People with children are often advised to set up a trust in their wills for their children. Most often, the will-maker divides the assets they wish to pass on to their children into equal shares, with each share funding a separate trust for each child.
In an estate plan, trusts for each child can provide many advantages, such as allowing you to name someone you trust to manage funds on behalf of minors or young adults. But in certain circumstances, establishing separate trusts from the start can have unintended consequences that seem less fair and inconsistent with how you raise your children.
Setting up a pot trust in your will may be a smart choice for you and your family if these considerations resonate with you.
What is a pot trust?
In a pot trust, multiple beneficiaries are listed within a single fund, such as your children. All your named beneficiaries would have access to a pot of funds. Trusts of this type are managed by trustees, who manage them for the beneficiaries benefit. A trustee can decide how assets are distributed among beneficiaries subject to certain legal obligations (called fiduciary responsibilities).
What are the circumstances in which a pot trust makes sense? It is most valuable to use a pot trust when there are nuanced or complex circumstances among your beneficiaries. In such situations, slicing up the pie in even amounts might be more theoretical than practical because they might differ in age, means, and needs, for example. Pot trusts can be helpful in the following situations:
- There are several years between the ages of your children.
- In the same way that you supported your children financially during your lifetime, you want them to have the same level of support after your death.
- If your children have unexpected needs, you want to be prepared.
- Communication with your children by your nominated trustee will be effective.
- When making distribution decisions for your children, you believe your trustee will consider your goals and priorities.
Pot trust example: For children who are several years apart
Let’s say you have two children, Ann and Roger. Ann is 22, and Roger is 17 when you pass.
At this point, undergraduate education has been paid for Ann but not for Roger. Dividing up your property in half won’t consider that Ann’s educational expenses and tuition resulted in a substantial benefit she has already received. When Roger starts college, he’ll need to use his trust funds to cover these costs. Comparatively to her younger brother, Ann will have received a windfall from you to use for discretionary expenses.
A pot trust is a great way to avoid this outcome. A pot trust would allow the trustee to consider that Ann’s education had already been paid for and then make distributions to Roger for the same purpose. Additionally, you can provide in your will that the pot trust should terminate at a certain age (such as when your youngest child reaches 25 years old), which then should be divided into equal trusts. When all your children’s undergraduate education expenses have been paid, a separate trust for each child may make sense.

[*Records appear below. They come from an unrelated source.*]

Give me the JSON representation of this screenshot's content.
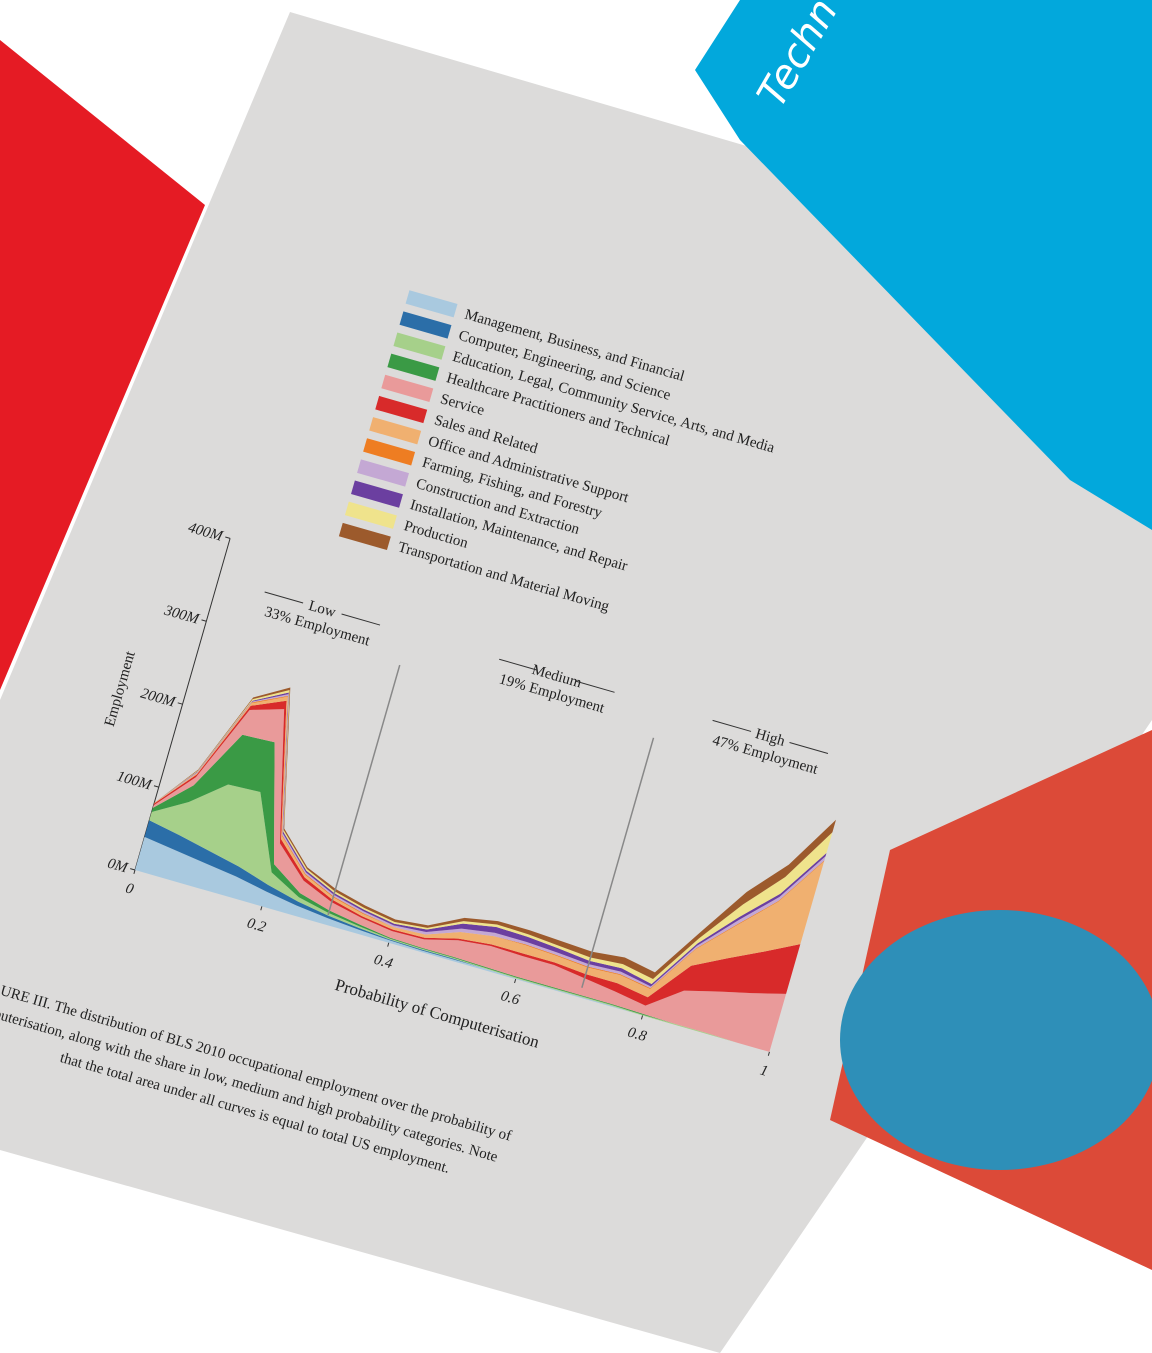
{
  "cover_text": "Techn",
  "chart_data": {
    "type": "stacked_area",
    "y_label": "Employment",
    "x_label": "Probability of Computerisation",
    "x": [
      0,
      0.05,
      0.1,
      0.15,
      0.2,
      0.25,
      0.3,
      0.35,
      0.4,
      0.45,
      0.5,
      0.55,
      0.6,
      0.65,
      0.7,
      0.75,
      0.8,
      0.85,
      0.9,
      0.95,
      1
    ],
    "xlim": [
      0,
      1
    ],
    "xticks": [
      0,
      0.2,
      0.4,
      0.6,
      0.8,
      1
    ],
    "ylim": [
      0,
      400000000.0
    ],
    "yticks": [
      {
        "value": 0,
        "label": "0M"
      },
      {
        "value": 100000000.0,
        "label": "100M"
      },
      {
        "value": 200000000.0,
        "label": "200M"
      },
      {
        "value": 300000000.0,
        "label": "300M"
      },
      {
        "value": 400000000.0,
        "label": "400M"
      }
    ],
    "category_boundaries": [
      0.3,
      0.7
    ],
    "annotations": [
      "Low",
      "33% Employment",
      "Medium",
      "19% Employment",
      "High",
      "47% Employment"
    ],
    "series": [
      {
        "name": "Management, Business, and Financial",
        "color": "#a9c9df",
        "values": [
          40000000.0,
          35000000.0,
          30000000.0,
          25000000.0,
          18000000.0,
          12000000.0,
          8000000.0,
          5000000.0,
          3000000.0,
          2000000.0,
          2000000.0,
          2000000.0,
          1000000.0,
          1000000.0,
          1000000.0,
          1000000.0,
          0,
          0,
          0,
          0,
          0
        ]
      },
      {
        "name": "Computer, Engineering, and Science",
        "color": "#2b6ea8",
        "values": [
          20000000.0,
          18000000.0,
          15000000.0,
          12000000.0,
          8000000.0,
          5000000.0,
          3000000.0,
          2000000.0,
          1000000.0,
          1000000.0,
          1000000.0,
          0,
          0,
          0,
          0,
          0,
          0,
          0,
          0,
          0,
          0
        ]
      },
      {
        "name": "Education, Legal, Community Service, Arts, and Media",
        "color": "#a6d08a",
        "values": [
          10000000.0,
          40000000.0,
          80000000.0,
          90000000.0,
          15000000.0,
          5000000.0,
          3000000.0,
          2000000.0,
          1000000.0,
          1000000.0,
          1000000.0,
          1000000.0,
          1000000.0,
          1000000.0,
          1000000.0,
          1000000.0,
          1000000.0,
          1000000.0,
          1000000.0,
          0,
          0
        ]
      },
      {
        "name": "Healthcare Practitioners and Technical",
        "color": "#3a9a45",
        "values": [
          5000000.0,
          20000000.0,
          60000000.0,
          60000000.0,
          10000000.0,
          5000000.0,
          3000000.0,
          2000000.0,
          1000000.0,
          1000000.0,
          1000000.0,
          1000000.0,
          1000000.0,
          1000000.0,
          1000000.0,
          1000000.0,
          1000000.0,
          0,
          0,
          0,
          0
        ]
      },
      {
        "name": "Service",
        "color": "#e99a9a",
        "values": [
          3000000.0,
          10000000.0,
          30000000.0,
          40000000.0,
          25000000.0,
          15000000.0,
          10000000.0,
          8000000.0,
          8000000.0,
          10000000.0,
          20000000.0,
          25000000.0,
          25000000.0,
          25000000.0,
          20000000.0,
          15000000.0,
          10000000.0,
          40000000.0,
          50000000.0,
          60000000.0,
          70000000.0
        ]
      },
      {
        "name": "Sales and Related",
        "color": "#d82a2a",
        "values": [
          2000000.0,
          3000000.0,
          5000000.0,
          10000000.0,
          5000000.0,
          4000000.0,
          3000000.0,
          2000000.0,
          2000000.0,
          2000000.0,
          2000000.0,
          2000000.0,
          3000000.0,
          3000000.0,
          5000000.0,
          10000000.0,
          10000000.0,
          30000000.0,
          40000000.0,
          50000000.0,
          60000000.0
        ]
      },
      {
        "name": "Office and Administrative Support",
        "color": "#f0b070",
        "values": [
          1000000.0,
          2000000.0,
          3000000.0,
          5000000.0,
          4000000.0,
          3000000.0,
          3000000.0,
          3000000.0,
          3000000.0,
          4000000.0,
          8000000.0,
          10000000.0,
          10000000.0,
          8000000.0,
          8000000.0,
          10000000.0,
          10000000.0,
          20000000.0,
          40000000.0,
          60000000.0,
          100000000.0
        ]
      },
      {
        "name": "Farming, Fishing, and Forestry",
        "color": "#ee7d22",
        "values": [
          0,
          0,
          1000000.0,
          1000000.0,
          1000000.0,
          1000000.0,
          1000000.0,
          1000000.0,
          0,
          0,
          0,
          0,
          1000000.0,
          1000000.0,
          1000000.0,
          1000000.0,
          1000000.0,
          1000000.0,
          1000000.0,
          1000000.0,
          1000000.0
        ]
      },
      {
        "name": "Construction and Extraction",
        "color": "#c4a8d4",
        "values": [
          0,
          1000000.0,
          1000000.0,
          2000000.0,
          2000000.0,
          2000000.0,
          2000000.0,
          2000000.0,
          2000000.0,
          3000000.0,
          4000000.0,
          4000000.0,
          3000000.0,
          3000000.0,
          3000000.0,
          3000000.0,
          2000000.0,
          3000000.0,
          5000000.0,
          5000000.0,
          5000000.0
        ]
      },
      {
        "name": "Installation, Maintenance, and Repair",
        "color": "#6b3fa0",
        "values": [
          0,
          1000000.0,
          1000000.0,
          2000000.0,
          2000000.0,
          2000000.0,
          2000000.0,
          2000000.0,
          2000000.0,
          3000000.0,
          6000000.0,
          7000000.0,
          6000000.0,
          5000000.0,
          4000000.0,
          4000000.0,
          3000000.0,
          3000000.0,
          4000000.0,
          4000000.0,
          4000000.0
        ]
      },
      {
        "name": "Production",
        "color": "#efe38c",
        "values": [
          0,
          1000000.0,
          2000000.0,
          3000000.0,
          2000000.0,
          2000000.0,
          2000000.0,
          2000000.0,
          2000000.0,
          2000000.0,
          3000000.0,
          3000000.0,
          3000000.0,
          3000000.0,
          4000000.0,
          5000000.0,
          6000000.0,
          6000000.0,
          15000000.0,
          20000000.0,
          25000000.0
        ]
      },
      {
        "name": "Transportation and Material Moving",
        "color": "#9c5a2c",
        "values": [
          0,
          1000000.0,
          2000000.0,
          3000000.0,
          2000000.0,
          2000000.0,
          3000000.0,
          3000000.0,
          3000000.0,
          3000000.0,
          4000000.0,
          4000000.0,
          5000000.0,
          6000000.0,
          7000000.0,
          8000000.0,
          8000000.0,
          8000000.0,
          15000000.0,
          15000000.0,
          15000000.0
        ]
      }
    ],
    "caption": [
      "URE III. The distribution of BLS 2010 occupational employment over the probability of",
      "puterisation, along with the share in low, medium and high probability categories. Note",
      "that the total area under all curves is equal to total US employment."
    ]
  }
}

Consider the scenario where one of your adult children comes to you with a compelling business proposal and asks for your assistance. If the idea is reasonable and you support their entrepreneurial endeavors, you may decide to provide them with financial aid. Since your other children may not require the money at that moment, your decision is unlikely to be influenced by whether you give them the same amount. A pot trust can be used similarly by assessing needs and wants and making a reasonable decision about how to distribute funds among your children.